今期の三段リーグは四月の下旬に開幕し、五月に入ってすぐ二回目の例会があった。
貴時はどちらも二連勝し、現在4勝0敗。
前期から合わせて七連勝中だった。

「ありがとう。でも三段になると連勝は関係ないからね。必要なのは今期どのくらい勝ち星を挙げたかだけ」

去年『一期で抜けたい』と言っていたときと違って、力が入りすぎず抜けすぎず、冷静な声だった。

「落ち着いてるなあ」

「将棋はメンタル勝負だから」

将棋というのはもちろん研究や経験、才能などの勝負ではあるのだけど、読む力には相当メンタルが影響する。
苦手意識がある相手だと、恐怖や焦りから余計な不安を抱えて手が縮こまってしまったり、逆に勝てている相手だと思い切りよく指せて、形勢が悪くとも最後まで諦めずに粘れる。
それが勝敗に直結していくのだ。
奨励会では年齢制限が近く焦りを感じている人は負けやすく、若い人は伸び伸びと指せて勝ちやすい、とも言われるほどだ。
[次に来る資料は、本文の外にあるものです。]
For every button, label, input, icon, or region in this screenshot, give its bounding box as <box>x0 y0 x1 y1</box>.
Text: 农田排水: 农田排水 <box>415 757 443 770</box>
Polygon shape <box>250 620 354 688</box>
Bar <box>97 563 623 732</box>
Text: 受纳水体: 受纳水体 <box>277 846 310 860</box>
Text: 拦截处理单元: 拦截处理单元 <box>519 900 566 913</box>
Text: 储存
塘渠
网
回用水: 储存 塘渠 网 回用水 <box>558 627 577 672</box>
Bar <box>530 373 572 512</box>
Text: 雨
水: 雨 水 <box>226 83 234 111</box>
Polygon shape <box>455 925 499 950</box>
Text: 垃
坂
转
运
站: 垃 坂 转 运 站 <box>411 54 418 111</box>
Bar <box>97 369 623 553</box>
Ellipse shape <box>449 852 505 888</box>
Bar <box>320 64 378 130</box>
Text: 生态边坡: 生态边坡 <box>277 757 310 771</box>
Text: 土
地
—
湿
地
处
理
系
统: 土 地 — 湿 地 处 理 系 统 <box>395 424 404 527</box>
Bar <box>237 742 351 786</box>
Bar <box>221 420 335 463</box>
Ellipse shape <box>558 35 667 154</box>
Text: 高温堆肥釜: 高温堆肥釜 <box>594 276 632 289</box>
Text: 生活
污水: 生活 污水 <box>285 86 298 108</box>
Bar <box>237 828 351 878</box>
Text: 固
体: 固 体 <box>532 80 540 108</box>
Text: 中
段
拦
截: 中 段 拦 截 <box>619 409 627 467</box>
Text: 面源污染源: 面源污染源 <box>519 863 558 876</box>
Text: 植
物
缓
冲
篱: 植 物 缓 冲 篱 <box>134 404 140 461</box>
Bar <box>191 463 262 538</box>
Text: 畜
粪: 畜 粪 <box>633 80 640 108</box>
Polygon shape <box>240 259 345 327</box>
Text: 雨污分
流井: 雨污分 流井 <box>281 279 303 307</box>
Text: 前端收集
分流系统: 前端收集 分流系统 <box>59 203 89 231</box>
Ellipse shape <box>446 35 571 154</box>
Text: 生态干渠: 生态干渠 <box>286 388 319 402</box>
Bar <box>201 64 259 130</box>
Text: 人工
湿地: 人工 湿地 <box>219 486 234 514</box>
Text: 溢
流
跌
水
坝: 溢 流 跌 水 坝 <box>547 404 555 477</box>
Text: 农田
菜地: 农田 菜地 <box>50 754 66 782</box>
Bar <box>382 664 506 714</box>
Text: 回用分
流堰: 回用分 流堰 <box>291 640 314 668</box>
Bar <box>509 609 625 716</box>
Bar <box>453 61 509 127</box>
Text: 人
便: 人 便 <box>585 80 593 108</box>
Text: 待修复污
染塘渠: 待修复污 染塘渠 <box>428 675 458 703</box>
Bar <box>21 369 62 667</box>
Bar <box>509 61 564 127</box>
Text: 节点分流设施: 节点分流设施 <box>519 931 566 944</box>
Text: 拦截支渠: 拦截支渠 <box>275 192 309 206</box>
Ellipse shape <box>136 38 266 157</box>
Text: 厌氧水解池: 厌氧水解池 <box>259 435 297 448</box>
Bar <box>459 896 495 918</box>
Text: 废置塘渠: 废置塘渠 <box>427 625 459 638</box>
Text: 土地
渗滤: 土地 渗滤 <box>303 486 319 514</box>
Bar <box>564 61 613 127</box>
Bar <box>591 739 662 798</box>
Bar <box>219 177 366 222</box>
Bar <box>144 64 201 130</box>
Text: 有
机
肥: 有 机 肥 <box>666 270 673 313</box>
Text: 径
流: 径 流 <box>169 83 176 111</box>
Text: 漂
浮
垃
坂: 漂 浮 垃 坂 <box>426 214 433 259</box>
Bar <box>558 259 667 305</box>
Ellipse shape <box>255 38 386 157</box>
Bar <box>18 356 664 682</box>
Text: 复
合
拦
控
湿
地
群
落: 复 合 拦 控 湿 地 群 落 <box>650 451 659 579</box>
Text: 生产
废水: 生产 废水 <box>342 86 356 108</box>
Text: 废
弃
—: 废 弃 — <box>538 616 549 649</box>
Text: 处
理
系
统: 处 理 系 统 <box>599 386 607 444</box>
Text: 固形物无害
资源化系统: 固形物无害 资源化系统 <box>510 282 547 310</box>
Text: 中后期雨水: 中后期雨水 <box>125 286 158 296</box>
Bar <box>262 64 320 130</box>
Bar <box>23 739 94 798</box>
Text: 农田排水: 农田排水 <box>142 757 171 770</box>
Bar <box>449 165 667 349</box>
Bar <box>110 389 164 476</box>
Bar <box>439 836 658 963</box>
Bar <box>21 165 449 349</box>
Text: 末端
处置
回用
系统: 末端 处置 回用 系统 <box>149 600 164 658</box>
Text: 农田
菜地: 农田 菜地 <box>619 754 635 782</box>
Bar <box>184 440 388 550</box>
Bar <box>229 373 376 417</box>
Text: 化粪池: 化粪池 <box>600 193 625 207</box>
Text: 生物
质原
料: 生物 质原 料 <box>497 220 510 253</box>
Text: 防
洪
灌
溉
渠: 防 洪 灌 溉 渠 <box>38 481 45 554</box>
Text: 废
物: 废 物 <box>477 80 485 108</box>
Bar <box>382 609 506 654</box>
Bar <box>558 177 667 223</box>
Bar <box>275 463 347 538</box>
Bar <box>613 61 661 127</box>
「AIみたいに安定して、怖がらず焦らず、常に最善手を探せたらいいんだけど」

「あ、ダメダメ、そういうの。そんなロボットみたいな人ってさ、恋に落ちたらエラー起こしてメチャクチャになるのがオチじゃない? 人間なら迷って悩んで苦しんで恋もして、そうやって強くならないと本物じゃないよ」

貴時は身体を震わせ、身をよじって爆笑する。

「あははは! ひーちゃんらしいなあ」

ひとしきり笑うと、またひとつコーヒーシュガーの欠片を口に含み、コーヒーを飲んだ。
笑いを収めた貴時は笑顔のまま、少し切なげな目を緋咲に向ける。

「そうだよね。そもそも俺の将棋って、この心と一緒に育ててきたものだから」

かつてクリクリと透き通っていた目は、複雑な色を湛えて言葉以上の何かを物語る。

「ひーちゃんは、メンタルの鍛練ばっかり積んでるからなあ」

「……なによそれ。今は仕事一筋で頑張ってるよ」

貴時は一瞬驚いたように目を大きくして、それからふわっとそれを緩めた。

「そっか。だったらずーっとお仕事頑張っててよ」

うなずけばいいのか、反論すればいいのか、緋咲はわからずにキャラメルラテを飲んだ。
貴時との時間は慣れたものだし楽しいのに、表現しがたい居心地の悪さを持て余す。
するとタイミングよく、ポケットで携帯が震えた。

『シチューのルーも買ってきて』

「牛乳もない。ルーもない。いったいどうやってシチュー作るつもりだったのよ。もうポトフでよくない?」

買い物のことなんて、今の今まですっかり忘れていた。

「トッキー、帰りにちょっとだけスーパーも付き合ってね」

母からのメッセージにどこかホッとして、緋咲は携帯をポケットにしまい直した。